Monsieur G. est engagé le 1er février 2010 dans le cadre d’un contrat de travail, et ce en qualité de représentant de commerce. Après 5 années dans l’entreprise, Monsieur G. fait l’objet de plusieurs avertissements écrits liés à sa faible performance, et en particulier à ses mauvais résultats de vente. La situation ne s’améliorant visiblement pas, l’employeur décide de mettre fin à son contrat de travail en date du 28 juillet 2015, moyennant la prestation d’un délai de préavis de 4 mois et 10 semaines.

L’employeur présente par ailleurs un avenant au contrat de travail au travailleur, en date du 5 août 2015, stipulant que le travailleur travaillerait désormais, et pour la durée de son préavis, en tant que « télévendeur » dans le cadre d’un projet au sein de l’entreprise. Il signera cet avenant pour réception.

Monsieur G. tombe ensuite en incapacité du 20 septembre 2015 au 28 février 2016, et la société mettra fin à la durée restante du préavis moyennant le paiement d’une indemnité compensatoire le 31 mars 2016. Monsieur G. réclamera ensuite le paiement - d’entre autres - une indemnité d’éviction.

La procédure devant la Cour

Le travailleur estime en effet qu’il a droit à une indemnité d’éviction étant donné qu’il remplit les 4 conditions de l’article 101 de la loi du 3 juillet 1978 relative aux contrats de travail, à savoir:

  • Le contrat de travail est rompu par l’employeur sans motif grave ou pour motif grave par le travailleur;
  • Le représentant commerce démontre avoir fait un apport de clientèle;
  • L’employeur ne démontre pas que le représentant commerce n’a subi aucun préjudice de la rupture du contrat de travail;
  • Le représentant de commerce était en service depuis au moins un an.

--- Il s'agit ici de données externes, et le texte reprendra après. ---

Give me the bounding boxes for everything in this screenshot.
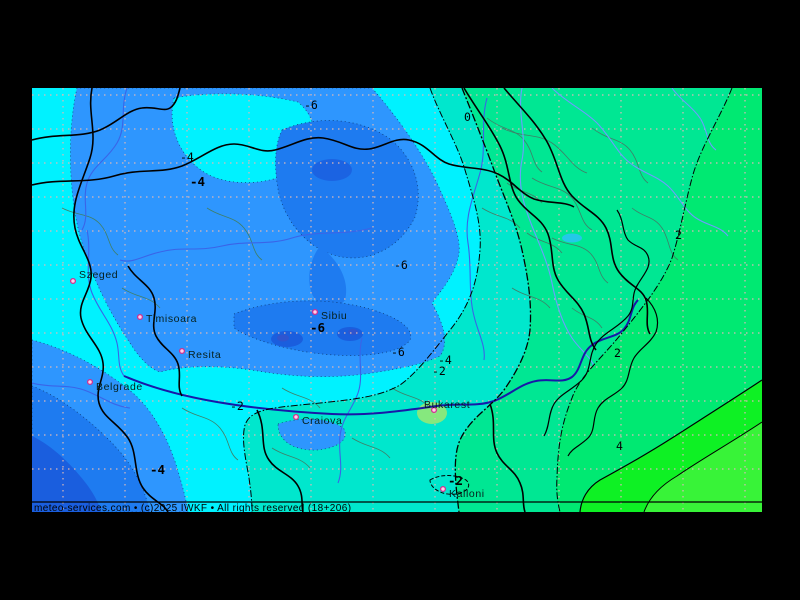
contour-label: -6 <box>391 345 405 359</box>
city-label: Bukarest <box>424 399 470 411</box>
city-label: Timisoara <box>146 313 197 325</box>
city-layer: Szeged Timisoara Resita Belgrade Sibiu Bukare… <box>69 269 485 500</box>
city-label: Kalloni <box>449 488 485 500</box>
contour-label: 4 <box>616 439 623 453</box>
contour-label: 0 <box>464 110 471 124</box>
city-marker <box>311 308 319 316</box>
contour-label: -4 <box>180 150 194 164</box>
contour-label: -4 <box>438 353 452 367</box>
band-blue-balkan <box>277 418 346 451</box>
temperature-bands <box>32 88 762 512</box>
city-marker <box>69 277 77 285</box>
city-label: Szeged <box>79 269 118 281</box>
band-corner-lime <box>644 422 762 512</box>
city-marker <box>439 485 447 493</box>
temperature-map: Szeged Timisoara Resita Belgrade Sibiu Bukare… <box>32 88 762 512</box>
city-label: Sibiu <box>321 310 347 322</box>
city-label: Resita <box>188 349 221 361</box>
contour-label: -2 <box>448 473 463 488</box>
contour-label: -2 <box>432 364 446 378</box>
cold-spot <box>312 159 352 181</box>
city-marker <box>430 406 438 414</box>
city-marker <box>86 378 94 386</box>
city-marker <box>292 413 300 421</box>
contour-label: 2 <box>675 228 682 242</box>
band-blue-cold-link <box>309 246 347 308</box>
contour-label: -4 <box>150 462 165 477</box>
cold-spot-core <box>277 334 289 342</box>
contour-lines <box>243 88 762 512</box>
district-borders <box>61 117 679 469</box>
band-blue-southwest-3 <box>32 436 101 512</box>
contour-label: -4 <box>190 174 205 189</box>
map-canvas: Szeged Timisoara Resita Belgrade Sibiu Bukare… <box>32 88 762 512</box>
city-label: Craiova <box>302 415 342 427</box>
lake <box>562 233 582 243</box>
city-marker <box>136 313 144 321</box>
country-borders <box>32 88 651 512</box>
contour-label: -2 <box>230 399 244 413</box>
contour-label: -6 <box>304 98 318 112</box>
contour-label: -6 <box>394 258 408 272</box>
contour-label: 2 <box>614 346 621 360</box>
city-label: Belgrade <box>96 381 143 393</box>
attribution-text: meteo-services.com • (c)2025 IWKF • All … <box>34 503 352 513</box>
danube-river <box>123 299 639 416</box>
coastline <box>543 209 659 457</box>
band-2-4 <box>556 88 762 512</box>
cold-spot-core <box>348 329 358 335</box>
contour-label: -6 <box>310 320 325 335</box>
city-marker <box>178 347 186 355</box>
rivers <box>32 88 729 484</box>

La Cour rappelle à cet effet que le travailleur qui réclame une indemnité d’éviction sous les 4 conditions de l’article 101 de la loi relative aux contrats de travail doit pouvoir établir qu’il avait la qualité de représentant de commerce lors de la rupture effective de son contrat de travail. Par conséquent, un travailleur qui possédait bel et bien la qualité de représentant de commerce lors de son engagement, mais qui, lors de l’exécution de son contrat de travail, se voit attribuer une autre fonction, ne peut prétendre au paiement d’une indemnité d’éviction.

La Cour se penche donc sur la fonction de Monsieur G et constate qu’il exerçait la fonction de représentant de commerce lors de son engagement jusqu’à qu’il se voie notifier son licenciement moyennant la prestation d’un préavis. Toutefois, étant donné qu’à la suite de cette notification, un avenant au contrat de travail stipulant qu’il exercerait la fonction sédentaire de « télévendeur » lui a été présenté et qu’il n’a pas émis d’objection à son changement de fonction, la Cour en déduit qu’il a à tout le moins implicitement accepté ce changement de fonction, et que par conséquent, il ne possédait donc plus la qualité de représentant de commerce.

La Cour en conclut donc que sa dernière fonction exercée ne lui donne pas droit à une quelconque indemnité d’éviction.

Mehdi Warnier
Claeys & Engels

Cour du travail néerlandophone de Bruxelles, 22 février, 2019, R.G. 2017/AB/929

N.B. L’arrêt ne mentionne pas la décision en première instance.